Wireless Network Devices Aid Restoration Project

Dec. 1, 2010
Clarksville, TN, experienced unprecedented flooding as the Red River crested in May 2010.

Clarksville, TN, experienced unprecedented flooding as the Red River crested in May 2010. When the river was at its highest, Clarksville's wastewater treatment plant - which treats an average of 12 to 15 million gallons per day, with peak of 25 mgd - was submerged in 20 feet of standing water, damaging the entire facility.

Bill Summers, City Councilman in Clarksville, estimated that the cleanup and restoration of this facility may cost $20-$30 million and take at least 18 months to complete. All motors, pipes, and other facility equipment must be disassembled, cleaned, and reassembled; massive storage containers must be cleaned and decontaminated; 15,000 air diffusers must be replaced; and secondary clarifiers must be cleaned, purged, and new bacteria introduced. Cleanup efforts also include removing, decontaminating, disinfecting, flushing, reinstalling, and inspecting all transformers, switch boxes, power cables, and generator lines while the wastewater treatment plant's power is temporarily supplied by generators.

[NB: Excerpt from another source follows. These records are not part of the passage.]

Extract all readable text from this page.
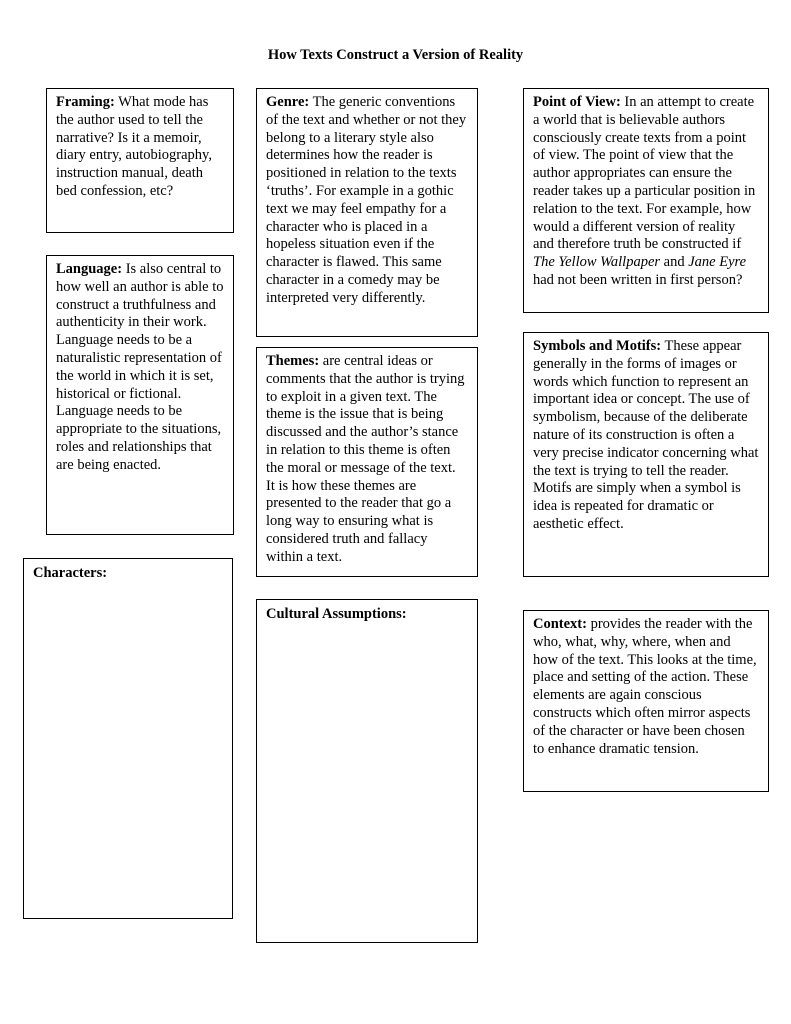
How Texts Construct a Version of Reality
Framing: What mode has the author used to tell the narrative? Is it a memoir, diary entry, autobiography, instruction manual, death bed confession, etc?
Language: Is also central to how well an author is able to construct a truthfulness and authenticity in their work. Language needs to be a naturalistic representation of the world in which it is set, historical or fictional. Language needs to be appropriate to the situations, roles and relationships that are being enacted.
Characters:
Genre: The generic conventions of the text and whether or not they belong to a literary style also determines how the reader is positioned in relation to the texts ‘truths’. For example in a gothic text we may feel empathy for a character who is placed in a hopeless situation even if the character is flawed. This same character in a comedy may be interpreted very differently.
Themes: are central ideas or comments that the author is trying to exploit in a given text. The theme is the issue that is being discussed and the author’s stance in relation to this theme is often the moral or message of the text. It is how these themes are presented to the reader that go a long way to ensuring what is considered truth and fallacy within a text.
Cultural Assumptions:
Point of View: In an attempt to create a world that is believable authors consciously create texts from a point of view. The point of view that the author appropriates can ensure the reader takes up a particular position in relation to the text. For example, how would a different version of reality and therefore truth be constructed if The Yellow Wallpaper and Jane Eyre had not been written in first person?
Symbols and Motifs: These appear generally in the forms of images or words which function to represent an important idea or concept. The use of symbolism, because of the deliberate nature of its construction is often a very precise indicator concerning what the text is trying to tell the reader. Motifs are simply when a symbol is idea is repeated for dramatic or aesthetic effect.
Context: provides the reader with the who, what, why, where, when and how of the text. This looks at the time, place and setting of the action. These elements are again conscious constructs which often mirror aspects of the character or have been chosen to enhance dramatic tension.
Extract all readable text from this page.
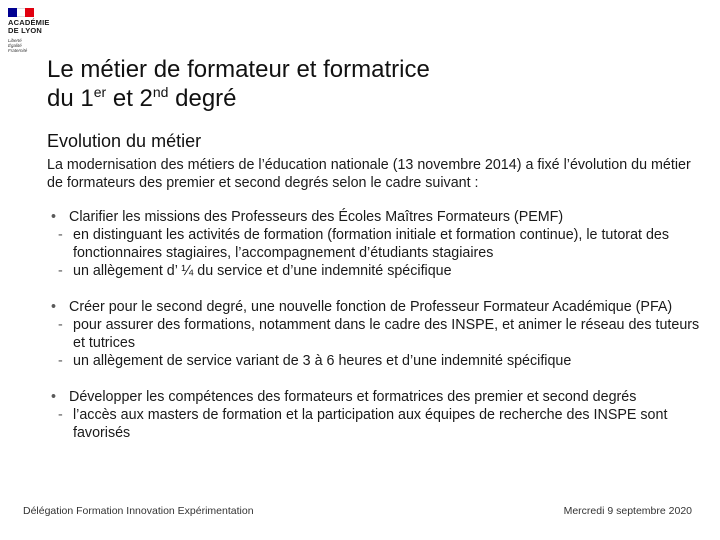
ACADÉMIE
DE LYON
Liberté
Égalité
Fraternité
Le métier de formateur et formatrice
du 1er et 2nd degré
Evolution du métier

La modernisation des métiers de l’éducation nationale (13 novembre 2014) a fixé l’évolution du métier de formateurs des premier et second degrés selon le cadre suivant :

• Clarifier les missions des Professeurs des Écoles Maîtres Formateurs (PEMF)
- en distinguant les activités de formation (formation initiale et formation continue), le tutorat des fonctionnaires stagiaires, l’accompagnement d’étudiants stagiaires
- un allègement d’ ¼ du service et d’une indemnité spécifique
• Créer pour le second degré, une nouvelle fonction de Professeur Formateur Académique (PFA)
- pour assurer des formations, notamment dans le cadre des INSPE, et animer le réseau des tuteurs et tutrices
- un allègement de service variant de 3 à 6 heures et d’une indemnité spécifique
• Développer les compétences des formateurs et formatrices des premier et second degrés
- l’accès aux masters de formation et la participation aux équipes de recherche des INSPE sont favorisés
Délégation Formation Innovation Expérimentation	Mercredi 9 septembre 2020
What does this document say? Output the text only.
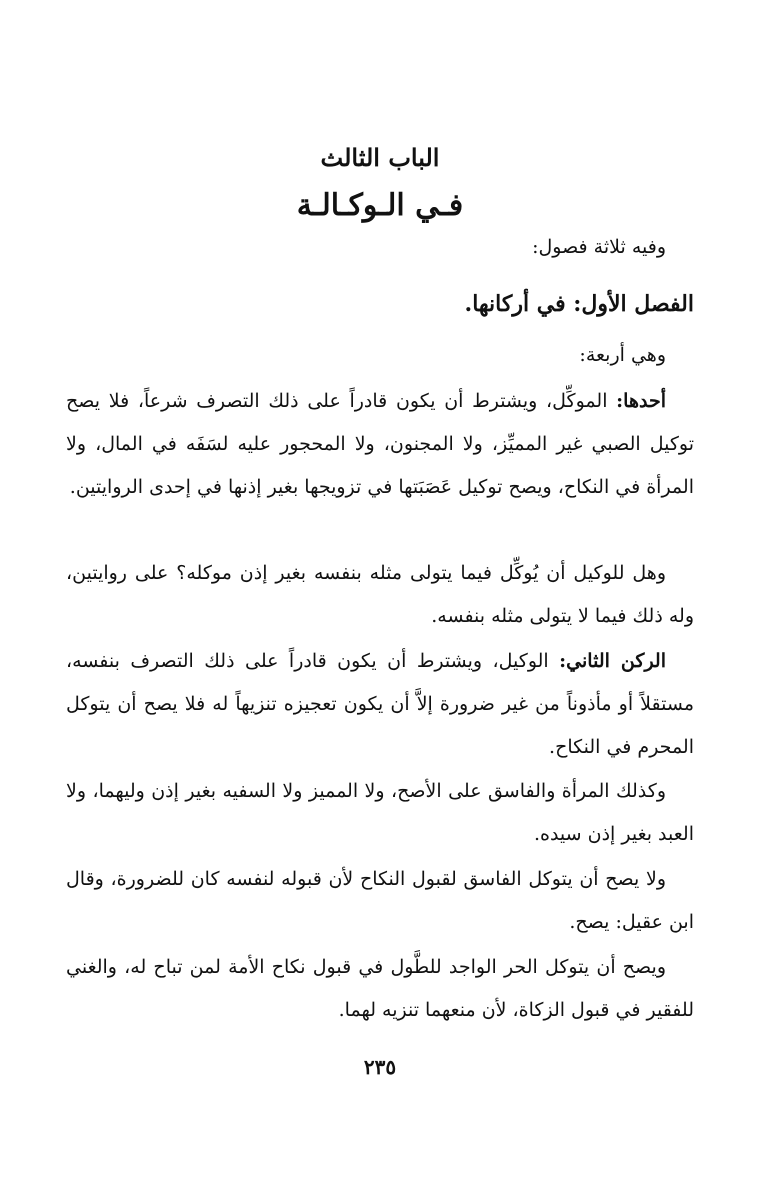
الباب الثالث
فـي الـوكـالـة
وفيه ثلاثة فصول:
الفصل الأول: في أركانها.
وهي أربعة:

أحدها: الموكِّل، ويشترط أن يكون قادراً على ذلك التصرف شرعاً، فلا يصح توكيل الصبي غير المميِّز، ولا المجنون، ولا المحجور عليه لسَفَه في المال، ولا المرأة في النكاح، ويصح توكيل عَصَبَتها في تزويجها بغير إذنها في إحدى الروايتين.

وهل للوكيل أن يُوكِّل فيما يتولى مثله بنفسه بغير إذن موكله؟ على روايتين، وله ذلك فيما لا يتولى مثله بنفسه.

الركن الثاني: الوكيل، ويشترط أن يكون قادراً على ذلك التصرف بنفسه، مستقلاً أو مأذوناً من غير ضرورة إلاَّ أن يكون تعجيزه تنزيهاً له فلا يصح أن يتوكل المحرم في النكاح.

وكذلك المرأة والفاسق على الأصح، ولا المميز ولا السفيه بغير إذن وليهما، ولا العبد بغير إذن سيده.

ولا يصح أن يتوكل الفاسق لقبول النكاح لأن قبوله لنفسه كان للضرورة، وقال ابن عقيل: يصح.

ويصح أن يتوكل الحر الواجد للطَّول في قبول نكاح الأمة لمن تباح له، والغني للفقير في قبول الزكاة، لأن منعهما تنزيه لهما.

٢٣٥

The cresting of the Red River in May 2010 caused significant flood damage to the wastewater treatment facility in Clarksville, TN.

Allied Technical Services/Allied Pump Rentals is one of the companies involved in restoring Clarksville's wastewater treatment plant. Allied installed a temporary primary sludge conditioning tank and pumps to allow the treatment plant to resume some part of its normal wastewater treatment process. The need for flexibility and easy installation made a wireless solution from Banner Engineering ideal for this project, as the wireless devices would be used for monitoring the levels in the permanent sludge tanks and controlling the feed pumps.

Allied selected Banner SureCross™ Wireless Network devices for data acquisition and monitoring in this application. Float switches inside the temporary sludge tanks monitor the sludge levels and are connected to a 900 MHz battery-powered wireless node. The node transmits data back to a wireless gateway, as well as an HMI by Red Lion Controls, which is installed in the primary clarifier pump house a quarter mile away. Tank level data is displayed graphically and pumps are automatically cycled on or off based on the sludge tank levels.

Banner SureCross™ Wireless Network devices provided data acquisition and monitoring during the restoration project.

This data collection solution eliminated the need for personnel to monitor each sludge tank. Automating the transfer process using wireless technology allows all tank data to be sent to a centralized location, which allows one employee to monitor multiple processes.

A second wireless application was identified to aid in drying out buildings using large dehumidifiers. A FlexPower™ Node and temperature/humidity sensor monitored the humidity levels inside buildings during the restoration process. As one building was dried, the node and temperature/humidity sensor was moved to another building.

A third wireless node is used to send gravity belt thickened sludge to the temporary blending tank.

A temporary primary sludge conditioning tank and pumps allowed the treatment plant to resume some of its normal processes during the facility's restoration.

"Due to the length of time the plant was submerged, all electrical wiring was removed. During this process and after it would have been almost impossible to have maintained a hardwired data highway system," said Doug Sayre of Allied. "The Banner wireless system is capable of up to 56 nodes, which will allow me to provide almost any imaginable process or data point needed as we bring the plant back online. With the administration building being condemned and torn down, plus a new sludge treatment process in use, hard wiring was not practical."

Along with these wireless network devices and many infrastructure repairs at the wastewater facility, a new floodwall will be added to prevent a reoccurrence.